28 mar. 2010

Mentiras Verdaderas


Ayer fui a la ópera. Entre camarines, una hora antes de la función, gente con unos trajes portentosos, pestañas postizas, bucles de confección, tacones, canas del Billiken, barbas soldadas con plasticola.

En la obra había músicos, bailarinas y cantantes. En el revuelo de la previa, entre piernas enderezadas por arriba de las orejas, voces en calentamiento, y movimientos de partituras pasadas con saliva, estaba yo, testigo silencioso de una extraña evidencia. ¿Qué los lleva a estos tipos a tramar tamaña empresa?

Fui una hora antes, para llegar a tiempo sin pagar entrada, y no es que yo sea de las que disfrutan especulando con razones de incierta procedencia, no, no tenía plata.

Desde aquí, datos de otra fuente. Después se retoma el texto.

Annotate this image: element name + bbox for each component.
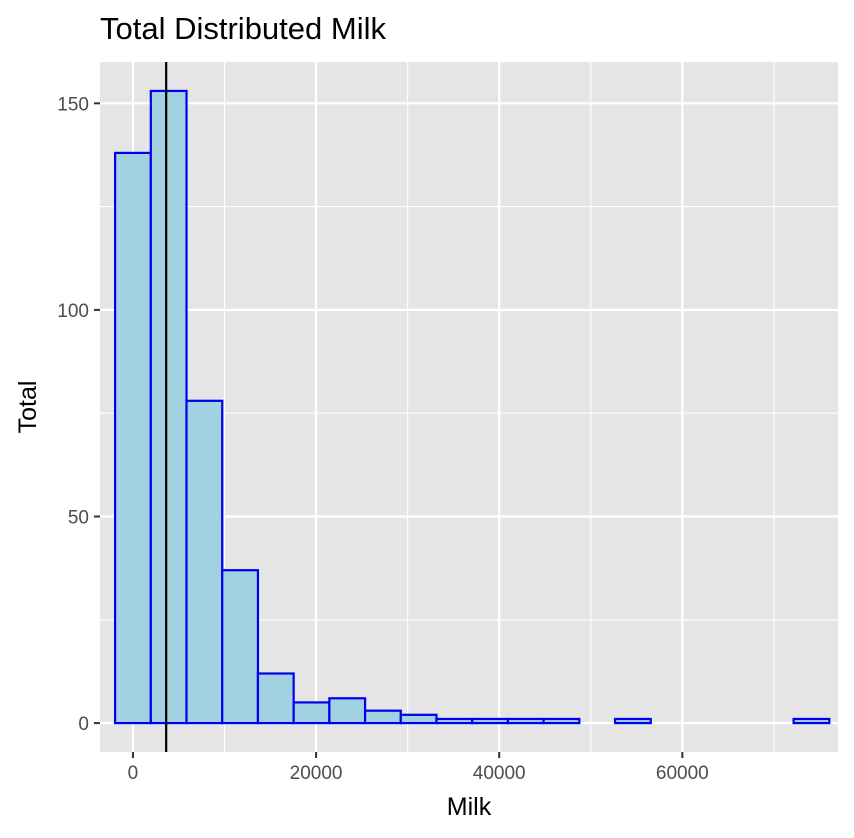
y-tick-label: 0 [78,714,89,735]
histogram-bar [114,151,152,725]
histogram-bar [542,717,581,725]
x-tick-label: 20000 [290,763,343,784]
histogram-bar [792,717,831,725]
histogram-bar [221,569,260,725]
histogram-bar [399,713,438,725]
histogram-bar [435,717,474,725]
y-axis: 0 50 100 150 [57,94,100,735]
histogram-bar [292,701,331,725]
histogram-bar [185,399,224,725]
histogram-bar [149,89,188,725]
chart-title: Total Distributed Milk [100,11,386,46]
x-axis-title: Milk [447,793,492,821]
histogram-bars [114,89,831,725]
y-tick-label: 100 [57,301,89,322]
histogram-bar [256,672,295,725]
y-tick-label: 150 [57,94,89,115]
histogram-bar [613,717,652,725]
x-tick-label: 0 [128,763,139,784]
histogram-bar [363,709,402,725]
histogram-bar [471,717,510,725]
x-tick-label: 60000 [656,763,709,784]
x-axis: 0 20000 40000 60000 [128,752,709,784]
x-tick-label: 40000 [473,763,526,784]
y-axis-title: Total [14,381,42,434]
y-tick-label: 50 [68,507,89,528]
histogram-bar [328,697,367,725]
minor-gridlines [100,62,838,752]
histogram-bar [506,717,545,725]
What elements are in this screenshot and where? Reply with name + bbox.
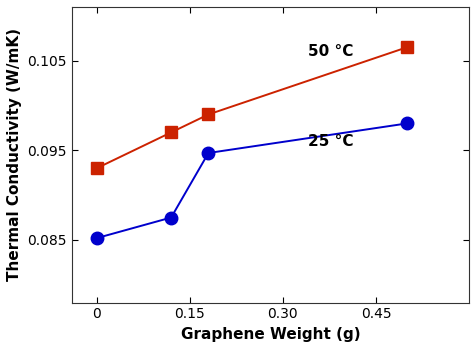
Y-axis label: Thermal Conductivity (W/mK): Thermal Conductivity (W/mK) <box>7 28 22 281</box>
X-axis label: Graphene Weight (g): Graphene Weight (g) <box>181 327 360 342</box>
Text: 50 °C: 50 °C <box>307 44 353 59</box>
Text: 25 °C: 25 °C <box>307 134 353 149</box>
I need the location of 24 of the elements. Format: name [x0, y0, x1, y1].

De hecho, si algo aprendí de mis nuevos días de pobreza, es eso. Mirar unos segundos al vigía que intentará evitar por todos los medios mi entrada, descubrir en sus gestos adustos las pistas de mi pase final. Estar alerta y no dejar tiempo muerto para las sospechas. Soy fotógrafa, dije, mientras el tipo hablaba por teléfono sin poder evitar mi irrupción. El alivio duró hasta la segunda fase, en donde un ser de dudosa naturaleza  interceptó mi bajada a camarines. Nunca hay que dudar. Sabemos que a la gente le gusta la pasta del campeón. Repetí la mentira, pero el tipo con dotes de bataclana, extendió su brazo, configurando una valla infranqueable. Agregué, estoy llegando tarde, la sesión era a las 19 hs. Elevé su brazo, su boca se abrió como un paréntesis vacío, y pasé, sin darle tiempo a refunfuñar nada.

Y es por eso que pensé, que una mentira verdadera es justamente la que encierra en su causa la verdad, con medios poco respetables.

A usted, lector, le pregunto ¿cuál es su mentira verdadera digna de ser contada?